Howard Hughes Corp. to Sell $2B in Real Estate Assets Following Leadership Changes, Headquarters Move


The Howard Hughes Corp. will focus on its master-planned communities, including the 66-acre Hughes Landing in The Woodlands, Texas. (Photo courtesy of The Howard Hughes Corp.)

DALLAS — The Howard Hughes Corp. (NYSE: HHC), a mixed-use and residential real estate developer and operator with projects across the country, has announced a series of changes for the nine-year-old company. The Dallas-based firm plans to focus on its master-planned communities in Texas, Hawaii, New York, Maryland and Nevada and sell its non-core assets valued at roughly $2 billion over the next 12 to 18 months. HHC expects to net $600 million in cash proceeds from the sales.

The Dallas Morning News reports that HHC will put several high-profile projects up for sale, including the Outlet Collection at Riverwalk in New Orleans, the Bridges of Mint Hill in Charlotte, Elk Grove in Sacramento and 110 North Wacker, a 56-story office tower under construction in Chicago. HHC says the office tower will deliver in October 2020 and is 69 percent preleased.

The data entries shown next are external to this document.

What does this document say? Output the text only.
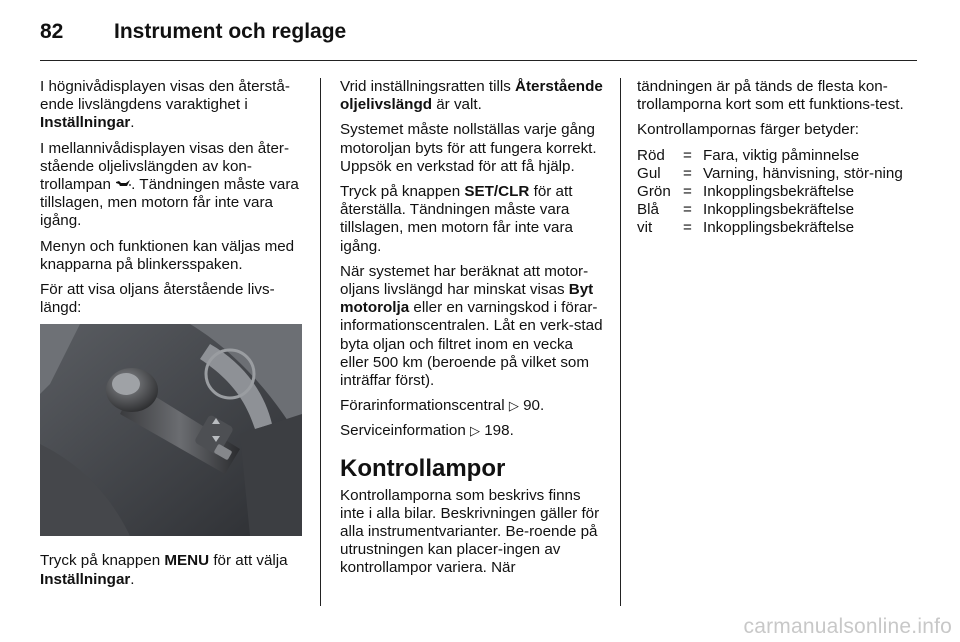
82 Instrument och reglage

I högnivådisplayen visas den återstå-ende livslängdens varaktighet i Inställningar.

I mellannivådisplayen visas den åter-stående oljelivslängden av kon-trollampan . Tändningen måste vara tillslagen, men motorn får inte vara igång.

Menyn och funktionen kan väljas med knapparna på blinkersspaken.

För att visa oljans återstående livs-längd:

Tryck på knappen MENU för att välja Inställningar.

Vrid inställningsratten tills Återstående oljelivslängd är valt.

Systemet måste nollställas varje gång motoroljan byts för att fungera korrekt. Uppsök en verkstad för att få hjälp.

Tryck på knappen SET/CLR för att återställa. Tändningen måste vara tillslagen, men motorn får inte vara igång.

När systemet har beräknat att motor-oljans livslängd har minskat visas Byt motorolja eller en varningskod i förar-informationscentralen. Låt en verk-stad byta oljan och filtret inom en vecka eller 500 km (beroende på vilket som inträffar först).

Förarinformationscentral ▷ 90.

Serviceinformation ▷ 198.

Kontrollampor

Kontrollamporna som beskrivs finns inte i alla bilar. Beskrivningen gäller för alla instrumentvarianter. Be-roende på utrustningen kan placer-ingen av kontrollampor variera. När

tändningen är på tänds de flesta kon-trollamporna kort som ett funktions-test.

Kontrollampornas färger betyder:

Röd	=	Fara, viktig påminnelse
Gul	=	Varning, hänvisning, stör-ning
Grön	=	Inkopplingsbekräftelse
Blå	=	Inkopplingsbekräftelse
vit	=	Inkopplingsbekräftelse
carmanualsonline.info
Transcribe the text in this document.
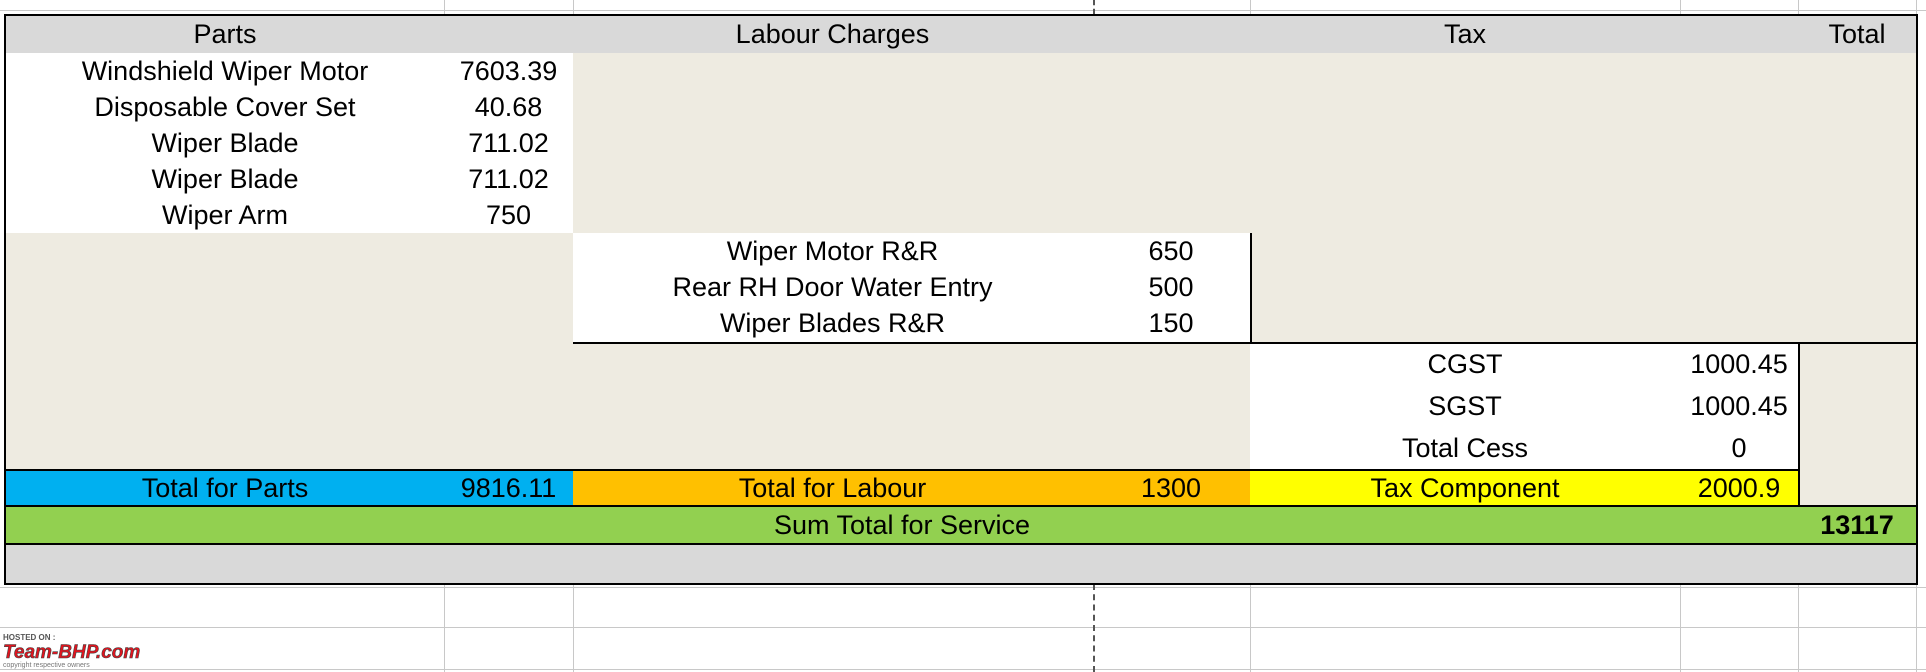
Parts	Labour Charges	Tax	Total
Windshield Wiper Motor	7603.39
Disposable Cover Set	40.68
Wiper Blade	711.02
Wiper Blade	711.02
Wiper Arm	750
Wiper Motor R&R	650
Rear RH Door Water Entry	500
Wiper Blades R&R	150
CGST	1000.45
SGST	1000.45
Total Cess	0
Total for Parts	9816.11	Total for Labour	1300	Tax Component	2000.9
Sum Total for Service	13117
HOSTED ON :
Team-BHP.com
copyright respective owners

HHC recently sold Cottonwood Mall in Salt Lake City for $56 million and plans to shop Monarch City, a 261-acre mixed-use project that the Allen City Council approved earlier this summer.

Leadership change, HQ move
Paul Layne, president of HHC’s Central region, is taking over as CEO effective immediately as David Weinreb and Grant Herlitz are stepping down from the company.

“I consider David Weinreb and Grant Herlitz to be the co-founders of The Howard Hughes Corp.,” says Bill Ackman, chairman of the HHC board. “It is a testimony to their superb vision and execution that nine years ago 34 disparate, largely ignored development assets, spun off from a bankrupt shopping mall company, have been transformed into one of the largest and most successful real estate development companies in the United States.”

David O’Reilly, HHC’s chief financial officer, will have an enhanced role at the company. Layne, who has been with the firm since 2012, will replace Weinreb on HHC’s board of directors.

“It has been a privilege to lead this exceptional company since its inception,” said Weinreb. “As the company enters the next stage of its evolution, I wish Paul, David and the board continued success in HHC’s next chapter.”

HHC also plans to move its headquarters from One Galleria Tower in Dallas to The Woodlands, a northern suburb of Houston where the company has invested heavily in recent years with projects including Hughes Landing, a 66-acre mixed-use development with five Class A office buildings, 390 apartments, seven full-service restaurants, a 205-room Embassy Suites by Hilton hotel and outdoor amenities.

HHC expects to recoup approximately $45 million to $50 million per year through the combined changes of moving to its largest regional office in The Woodlands, the consolidation of its Dallas office and changing its corporate structure from a “holding-company-type” management system to a decentralized one.

The company’s stock price dropped precipitously in overnight trading following the announcement, closing at $128.40 per share on Monday, Oct. 21, and opening at $105.17 on Tuesday, Oct. 22. The lower price is still above its closing price of $110.03 per share one year ago.

Founded in 2010 as a spin-off from General Growth Properties (GGP), HHC’s roots reach back to the 1950s when Howard Hughes, a famous business magnate, investor, film producer, aviator and philanthropist, purchased a large tract of land in western Las Vegas that became the Summerlin master-planned community.

Howard Hughes’ holdings became Summa Corp. in 1973 and then The Howard Hughes Corp. in 1994. In 1996, the company merged with Rouse Co., which GGP acquired in 2004.